Taraflar ilk günlerde koridorlarda birbirlerini görmezden geldi ama daha sonra selamlaşmaya başladılar. Aralarındaki soğuk havanın ılıması ile yemek masalarını birleştirdiler ve birbirlerine sorunlarını anlatmaya başladılar. Konuştukça iki tarafın da haklı olduğu konularda anlaştılar ve sorunun çözülmesi için ortak bir yol buldular.
TARTIŞMA VE ANLAŞMA
Başka ülke sendikalarının da gelişmeleri yakından izlediği bu olay, sendika folklörüne “Saltjöbaden ruhu” olarak yansıdı. Bu ruh, işçi-işveren ilişkilerine yumuşak yaklaşımı, karşıdakinin sorunlarını anlamaya çalışma oluşumu uzun yıllar ve günümüzde de sendikacılığın temel kavramlarından biri oldu.
Saltjöbaden ruhu, 1980 yılında Almanya’da önemli bir örnekle yeniden yaşandı. Otomotiv sektöründe örgütlenen IG Metal sendikası, Alman otomobil firması işverenlerine ilk önerilerini sunduğunda bu önerileri çok yüksek ve kabul edilemez olarak niteleyen işveren işyerini Uzak Doğu’da bir ülkeye taşıma hazırlığına girişti. Bu girişimin binlerce işçinin işsiz kalması anlamına geleceğini algılayan sendika üyeleri ile bir dizi toplantı yaparak toplusözleşmenin olası sonuçlarını tartıştı ve sonunda ve sonunda çok önemli bir karar aldı, sendika sıfır zam içeren bir sözleşmeye imza atacaktı. Sözleşme bu koşulla imzalandı ve işçiler işlerini kaybetmeden çalışma yaşamlarını sürdürdü. Saltjöbaden ruhu, Alman ekonomisinde zincirleme yankıları olabilecek bir kaosun yaşanmasını önlemiş oldu.
SORUMLU SENDİKACILIK
Ülkemizde belediye çalışanlarını ve kamu emekçilerini örgütlemiş sendikaların Saltjöbaden ruhunu bildiklerini sanmıyorum. Saltjöbaden ruhunu yanılmadan tanımlamak gerek. Bu yaklaşım sarı sendikacılık, işveren yandaşlığı değildir. Kamuda örgütlenmiş sendikalar şu gerçeği bilmek zorundadır: Sınıf sendikacılığı yerine partiler üstü sendikacılık, ücret sendikacılığına saplanıp kaldıklarından bu ülkede demokratik sosyalist bir düzeni yaşama geçirmek olanaklı olmamıştır. Bu nedenle kamu sendikaları kâr amacı taşımayan ve dar bir bütçe ile faaliyetlerini sürdüren kamu işletmeleri ile olan sendikal ilişkilerini doğru değerlendirmek zorundadırlar.

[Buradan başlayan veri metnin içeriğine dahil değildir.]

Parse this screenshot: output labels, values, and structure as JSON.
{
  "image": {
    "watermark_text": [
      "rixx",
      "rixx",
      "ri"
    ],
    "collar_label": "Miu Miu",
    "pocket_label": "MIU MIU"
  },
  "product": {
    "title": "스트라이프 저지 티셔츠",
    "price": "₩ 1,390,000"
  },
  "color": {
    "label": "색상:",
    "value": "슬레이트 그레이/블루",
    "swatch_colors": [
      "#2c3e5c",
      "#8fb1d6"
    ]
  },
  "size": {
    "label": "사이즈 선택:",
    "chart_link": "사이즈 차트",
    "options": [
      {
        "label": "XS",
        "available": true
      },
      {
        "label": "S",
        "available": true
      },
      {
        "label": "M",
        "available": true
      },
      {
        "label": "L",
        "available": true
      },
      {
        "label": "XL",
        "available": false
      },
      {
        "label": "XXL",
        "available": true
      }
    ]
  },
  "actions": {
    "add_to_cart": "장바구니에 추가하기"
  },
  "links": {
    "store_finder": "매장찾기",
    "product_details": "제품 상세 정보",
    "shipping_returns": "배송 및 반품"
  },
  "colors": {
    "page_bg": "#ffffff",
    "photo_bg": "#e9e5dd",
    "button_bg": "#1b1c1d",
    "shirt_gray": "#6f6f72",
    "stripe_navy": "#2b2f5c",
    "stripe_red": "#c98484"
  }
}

Sosyal demokrat ya da sosyalist bir düzeni kuramadıkları için sendikalar ve özellikle kamu sendikaları sendikacılığı var olan kapitalist sistemin kurallarına göre yapmak ve kamusal alandaki çalışmaların sürmesini sağlamak zorundadırlar. Bunun aksi bir davranış toplum ile sendikaları karşı karşıya getirir ki bunun tehlikeli sonuçlar doğurabileceğini anlamak gerekir. Kamu sendikaları anlaşmak yerine anlaşmamanın getireceği maddi ve manevi sonuçları hesaba katmak ve sorumlu davranmak zorundadırlar. Amaç bağcıyı yani kamu hizmetlerinden yararlanan toplumu ve kamu görevlisi olan yöneticileri dövmek değil, yenebilecek miktarda üzüm yemektir.
Toplumdaki yanlış bir yaklaşım ile “sendika ağaları” algısı vardır ve sendika yöneticilerinin çoğu böyle anılmayı hak etmemektedir. Kamu sendikaları özellikle belediyelerde toplusözleşme önerilerini iyi bir süzgeçten geçirerek, belediyelerin olanaklarını gerçekçi bir gözlemle değerlendirerek yapmalı ve söylemi güzel ama gerçekleşmesi olanaksız abartılardan kaçınmalı ve sendikacıların ve sendikaların yanlış anlaşılmasını önlemek zorundadırlar.